When asked if there had been lessons learned from the 2019 aero rules, Symonds, who was speaking on-stage at Autosport International '20, said: "In shaping these '21 regs, probably not as much as I would have hoped for.

"They were done in a bit of a hurry. And, you know, with the benefit of hindsight, I wouldn't have done them.

"In terms of what they did to the wake of the car, relative to what we've done for 2021, it is miniscule.

"And, in fact, we had never run exactly the sort of configuration that the rules came up with.

"We'd done a lot of research by that time [when the 2019 rules were issued] in mid-'18 and we were starting to understand critical areas, but we hadn't run the configuration we had to actually get some rules out for.

"So I think we could have done that whole exercise a bit better.

But I don't regard that in any way as a precedent for what we've done into 2021."

F1 tech boss admits 2019 aero rules were a mistake
F1 tech boss admits 2019 aero rules were a mistake

Despite the overtaking difficulties last year, F1 had a series of good races - something Symonds predicts will continue for 2020.
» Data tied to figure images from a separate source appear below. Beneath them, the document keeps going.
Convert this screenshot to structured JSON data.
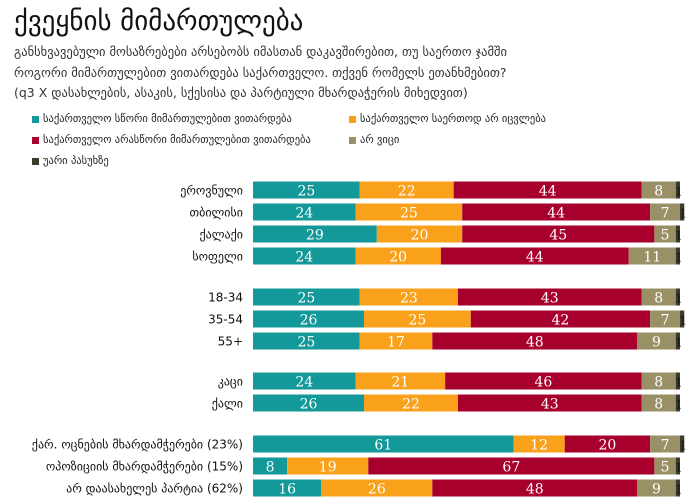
{
  "chart_data": {
    "type": "bar",
    "orientation": "horizontal-stacked",
    "title": "ქვეყნის მიმართულება",
    "subtitle": [
      "განსხვავებული მოსაზრებები არსებობს იმასთან დაკავშირებით, თუ საერთო ჯამში",
      "როგორი მიმართულებით ვითარდება საქართველო. თქვენ რომელს ეთანხმებით?",
      "(q3 X დასახლების, ასაკის, სქესისა და პარტიული მხარდაჭერის მიხედვით)"
    ],
    "series": [
      {
        "name": "საქართველო სწორი მიმართულებით ვითარდება",
        "color": "#14999a",
        "values": [
          25,
          24,
          29,
          24,
          25,
          26,
          25,
          24,
          26,
          61,
          8,
          16
        ]
      },
      {
        "name": "საქართველო საერთოდ არ იცვლება",
        "color": "#f9a11b",
        "values": [
          22,
          25,
          20,
          20,
          23,
          25,
          17,
          21,
          22,
          12,
          19,
          26
        ]
      },
      {
        "name": "საქართველო არასწორი მიმართულებით ვითარდება",
        "color": "#a8002c",
        "values": [
          44,
          44,
          45,
          44,
          43,
          42,
          48,
          46,
          43,
          20,
          67,
          48
        ]
      },
      {
        "name": "არ ვიცი",
        "color": "#9a9066",
        "values": [
          8,
          7,
          5,
          11,
          8,
          7,
          9,
          8,
          8,
          7,
          5,
          9
        ]
      },
      {
        "name": "უარი პასუხზე",
        "color": "#3c3b2c",
        "values": [
          1,
          1,
          1,
          1,
          1,
          1,
          1,
          1,
          1,
          1,
          1,
          1
        ]
      }
    ],
    "categories": [
      "ეროვნული",
      "თბილისი",
      "ქალაქი",
      "სოფელი",
      "18-34",
      "35-54",
      "55+",
      "კაცი",
      "ქალი",
      "ქარ. ოცნების მხარდამჭერები (23%)",
      "ოპოზიციის მხარდამჭერები (15%)",
      "არ დაასახელეს პარტია (62%)"
    ],
    "xlim": [
      0,
      100
    ],
    "legend": "top"
  }
}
He also reckons teams will face a tough task when it comes to working out how best to split development work between their current cars and their 2021 models.

"If there is domination at the front, then that dominant team, whoever it may be, can probably afford to switch a little bit earlier," he said.

"But I think there's not going to be domination in front. I think there's going to be a good fight to the front.

"And that I hope will stop the teams from sitting back and just getting on with the 2021 cars.

"Some of the teams towards the back may be able to have a little bit more effort on the 2021 car. So, we should see a good season this season.

"And even though change generally will initially separate the cars before they start coming together again, I hope that in 2021 we're going to see good racing as well."